If you want to protect:
- How something looks — apply for a design right
- A new plant variety you've developed — apply for a plant breeder's right.
What if a patent isn't right for me?
If you decide a patent isn't the best option for you, you can either:
- Keep it as a trade secret: Keep your invention secret so others can't copy it. Trade secrets aren't registered with an IP office, but are protected with secrecy and confidentiality agreements
- Openly use and publish details about your invention: If you share the details of your invention publicly, your competitors will be free to use it for their own benefit, but no-one will be able to get patent protection. No business would hold a commercial monopoly.
Keep your invention a secret
Until you've put in a patent application, or decided on another option for your invention, keep it a secret. This gives you the best chance of securing a patent.
- Make sure anyone involved in developing the invention understands it's confidential, and has signed a non-disclosure agreement
- Don't demonstrate, sell or discuss your invention in public
- Don't post your invention on social media, or anywhere on the internet
- When you need to discuss your area of business, talk only about the problem your invention solves, rather than your solution.
What if I've already gone public with my invention?
If you've already gone public with your invention, you enter a grace period (of 12 months). This means you have 12 months to file your standard patent application.
If you try to file beyond the 12 months, the initial public disclosure can stand in the way of your application.
The grace period covers public disclosures of an invention made:
- By you
- With your consent
- Without your consent.
How does it work?
You don't need to formally apply to claim the grace period. However, if you've already publicly disclosed your invention, you'll need to file your standard patent application within the 12 month time limit.

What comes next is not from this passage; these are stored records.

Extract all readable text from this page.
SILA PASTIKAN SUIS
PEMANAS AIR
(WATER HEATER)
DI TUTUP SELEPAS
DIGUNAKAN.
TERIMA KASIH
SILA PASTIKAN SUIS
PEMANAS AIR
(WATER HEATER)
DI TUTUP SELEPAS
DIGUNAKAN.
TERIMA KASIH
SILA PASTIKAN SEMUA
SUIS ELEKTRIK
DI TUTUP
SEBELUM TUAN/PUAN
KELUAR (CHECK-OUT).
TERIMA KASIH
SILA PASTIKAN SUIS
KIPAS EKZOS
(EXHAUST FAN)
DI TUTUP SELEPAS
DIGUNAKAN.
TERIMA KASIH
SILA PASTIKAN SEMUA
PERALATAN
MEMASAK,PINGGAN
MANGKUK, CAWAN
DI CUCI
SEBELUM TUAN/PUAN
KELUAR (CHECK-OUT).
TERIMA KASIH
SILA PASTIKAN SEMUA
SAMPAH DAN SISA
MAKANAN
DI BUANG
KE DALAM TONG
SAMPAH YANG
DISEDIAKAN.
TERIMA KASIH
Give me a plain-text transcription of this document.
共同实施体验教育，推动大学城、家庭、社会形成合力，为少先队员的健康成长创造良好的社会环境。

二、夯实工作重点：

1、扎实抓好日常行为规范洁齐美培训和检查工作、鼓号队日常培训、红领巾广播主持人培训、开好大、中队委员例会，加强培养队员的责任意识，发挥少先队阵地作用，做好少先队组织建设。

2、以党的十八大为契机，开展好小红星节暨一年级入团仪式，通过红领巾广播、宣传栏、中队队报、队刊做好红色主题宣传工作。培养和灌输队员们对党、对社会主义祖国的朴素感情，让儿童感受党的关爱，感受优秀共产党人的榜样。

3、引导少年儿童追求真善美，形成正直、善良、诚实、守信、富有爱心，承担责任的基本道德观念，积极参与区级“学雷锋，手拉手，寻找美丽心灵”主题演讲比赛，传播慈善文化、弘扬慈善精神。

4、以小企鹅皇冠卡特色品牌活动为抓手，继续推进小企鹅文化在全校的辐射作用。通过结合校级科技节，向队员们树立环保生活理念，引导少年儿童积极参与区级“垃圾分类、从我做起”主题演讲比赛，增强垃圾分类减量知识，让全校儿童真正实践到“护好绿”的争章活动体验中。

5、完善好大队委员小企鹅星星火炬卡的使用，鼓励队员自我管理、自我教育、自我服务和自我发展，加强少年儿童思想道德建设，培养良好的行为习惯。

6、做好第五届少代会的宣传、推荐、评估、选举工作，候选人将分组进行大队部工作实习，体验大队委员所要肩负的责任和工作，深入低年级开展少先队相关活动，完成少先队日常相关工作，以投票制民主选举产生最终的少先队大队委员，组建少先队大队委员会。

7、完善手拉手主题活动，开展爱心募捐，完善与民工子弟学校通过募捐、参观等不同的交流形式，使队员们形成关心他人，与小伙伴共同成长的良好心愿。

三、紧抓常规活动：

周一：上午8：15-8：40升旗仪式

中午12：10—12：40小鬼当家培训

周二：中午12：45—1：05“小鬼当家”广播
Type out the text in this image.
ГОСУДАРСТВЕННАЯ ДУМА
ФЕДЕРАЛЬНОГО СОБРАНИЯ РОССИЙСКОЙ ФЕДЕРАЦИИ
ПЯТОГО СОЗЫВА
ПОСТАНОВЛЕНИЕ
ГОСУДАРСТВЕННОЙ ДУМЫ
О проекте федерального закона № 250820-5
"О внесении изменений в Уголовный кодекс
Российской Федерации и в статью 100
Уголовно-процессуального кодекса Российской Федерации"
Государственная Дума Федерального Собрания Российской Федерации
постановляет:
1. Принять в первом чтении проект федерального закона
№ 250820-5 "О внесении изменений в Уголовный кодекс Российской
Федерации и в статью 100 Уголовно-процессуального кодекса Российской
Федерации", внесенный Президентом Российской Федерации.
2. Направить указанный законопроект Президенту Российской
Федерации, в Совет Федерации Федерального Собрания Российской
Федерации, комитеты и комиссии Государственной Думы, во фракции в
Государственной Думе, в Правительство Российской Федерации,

We may take the grace period into account during the examination or opposition of your application.
Do all countries offer a grace period?
No. This means your protection options in certain countries could be limited if you choose to expand to these markets later.
Make sure your invention doesn't already exist
An invention can only be protected if it's new and inventive. So you need to make sure your invention doesn't already exist and hasn't already been protected by someone else.Search existing patents
Consider filing a provisional application
If you're trying to decide if you should go ahead with a patent, you could file a provisional application in the meantime. It doesn't provide you with protection yet, but it gives you 12 months to decide whether to go ahead with a standard patent application.
A provisional application:
- Lasts for 12 months
- Costs $110 (minimum)
- Acts as a signal that you intend to file a full patent application in the future
- Establishes that you're the first person to file this invention
- Gives you the earliest possible priority date.
Decide if you need international protection
If you apply for a patent with us, you'll only receive protection within Australia.
If you'd like to protect your idea overseas, you'll need to consider patent protection in other countries where you think you'll be selling your product.
Consider using our free patent case manager service
If you're a small to medium business without legal representation, you could be eligible to use our patent case manager service.
- Is free
- Connects you with one of our patent experts, who'll assist you at every stage of the application and/or examination process
- Helps increase your chances of lodging a successful patent application.